The Houston-based operator, the second largest Marcellus producer after Chesapeake Energy Corp., has about 200,000 net acres in the Marcellus and averaged more than 1.05 Bcf/d gross in the play from January through March (see Shale Daily, April 26).

The dual-fuel technology, which displaces 70% of the diesel normally used to power stimulation equipment, would be a first in the Marcellus specifically for fracking, according to the operator.

“Cabot is continually searching for ways to utilize cutting-edge, environmentally friendly technology during our operations,” said CEO Dan O. Dinges. “We are already converting our vehicle fleet and currently have a drilling rig using natural gas as well, so the next step is to utilize the technology on a hydraulic fracturing site.”

Cabot is partnering in the endeavor with well completion specialist FTS International and Caterpillar Global Petroleum, the oil and gas division of Caterpiller Inc.

To operate using gas, FTS’s mobile pressure pumping unit was retrofitted with a dynamic gas blending kit from Caterpillar, which is compatible with field gas, compressed natural gas (CNG) and liquefied natural gas (LNG).

“This is a terrific example of the oil and gas industry working together to develop and implement innovative technologies that are both environmentally conscious and operationally efficient,” said FTS CEO Greg Lanham. FTS “has been evaluating dual-fuel conversion technologies for the last year to identify the best solution for our well completion fleets.”

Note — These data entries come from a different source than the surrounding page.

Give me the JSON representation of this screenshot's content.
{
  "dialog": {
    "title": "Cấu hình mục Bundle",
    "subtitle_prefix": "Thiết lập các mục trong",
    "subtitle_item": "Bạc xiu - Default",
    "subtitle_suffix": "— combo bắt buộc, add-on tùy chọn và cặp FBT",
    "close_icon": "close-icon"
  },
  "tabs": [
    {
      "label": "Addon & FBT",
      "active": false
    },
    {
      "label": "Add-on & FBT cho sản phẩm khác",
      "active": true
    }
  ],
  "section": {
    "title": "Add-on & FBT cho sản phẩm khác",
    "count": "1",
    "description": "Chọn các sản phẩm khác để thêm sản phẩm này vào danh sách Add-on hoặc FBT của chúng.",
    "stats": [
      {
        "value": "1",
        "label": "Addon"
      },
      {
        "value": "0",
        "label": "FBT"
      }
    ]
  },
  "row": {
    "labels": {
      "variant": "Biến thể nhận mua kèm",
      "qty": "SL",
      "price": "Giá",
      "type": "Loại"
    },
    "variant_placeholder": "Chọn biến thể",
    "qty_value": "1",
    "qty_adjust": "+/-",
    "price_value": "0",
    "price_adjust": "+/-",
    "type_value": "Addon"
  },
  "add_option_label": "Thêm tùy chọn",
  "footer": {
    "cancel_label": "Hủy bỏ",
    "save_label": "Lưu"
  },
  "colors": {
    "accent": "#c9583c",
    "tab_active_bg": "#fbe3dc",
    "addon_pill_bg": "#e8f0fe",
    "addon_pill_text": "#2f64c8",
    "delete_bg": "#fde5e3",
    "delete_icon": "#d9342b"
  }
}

America’s Natural Gas Alliance CEO Marty Durbin said, “Cabot’s commitment to using natural gas to power its own operations is another in a long list of cost-effective and smart decisions…members all over this country are making to use their own natural gas resources to save money, contribute to air quality improvements and put an American fuel to work.”

Onshore operators have been using natural gas for several years to power drilling rigs and other infrastructure. Encana Corp. was one of the first to power some of its drilling rigs using natural gas (see Shale Daily, Nov. 8, 2011). It has CNG/LNG stations for fleets and other types of power for its Haynesville Shale acreage, as well as in Wyoming, Colorado and in Western Canada (see Shale Daily, April 6, 2011). Apache Corp. was working to have 80% of its North American fleet powered by CNG/LNG (see Shale Daily, April 4, 2011).

Chesapeake Energy Corp. in 2011 set up the $1 billion fund Chesapeake NG Ventures Corp. to invest in technologies that would enable gasoline and diesel to be replaced with natural gas and gas-to-liquids (see Shale Daily, July 12, 2011). At that time it also said it would convert “at least” 100 of its drilling rigs and all of its fracking equipment to run on LNG (see Shale Daily, July 12, 2011). Inc. said it wants to launch services in September to help producers use natural gas for their drilling systems (see Shale Daily, May 20). Last month it arranged funding to build three LNG processing plants in Texas, Oklahoma and New Mexico, each with producing capacity of 7,500-40,000 diesel gallon equivalent/day.

“We see a need for LNG and CNG as another important supply fuel to the oil and gas industry and service providers,” said AmericaCNG CEO Joseph Farley. “Producers and suppliers…are looking for ways to cut their fuel cost, and by switching to natural gas for their rigs, frack units and fleets they can save millions of dollars each year.”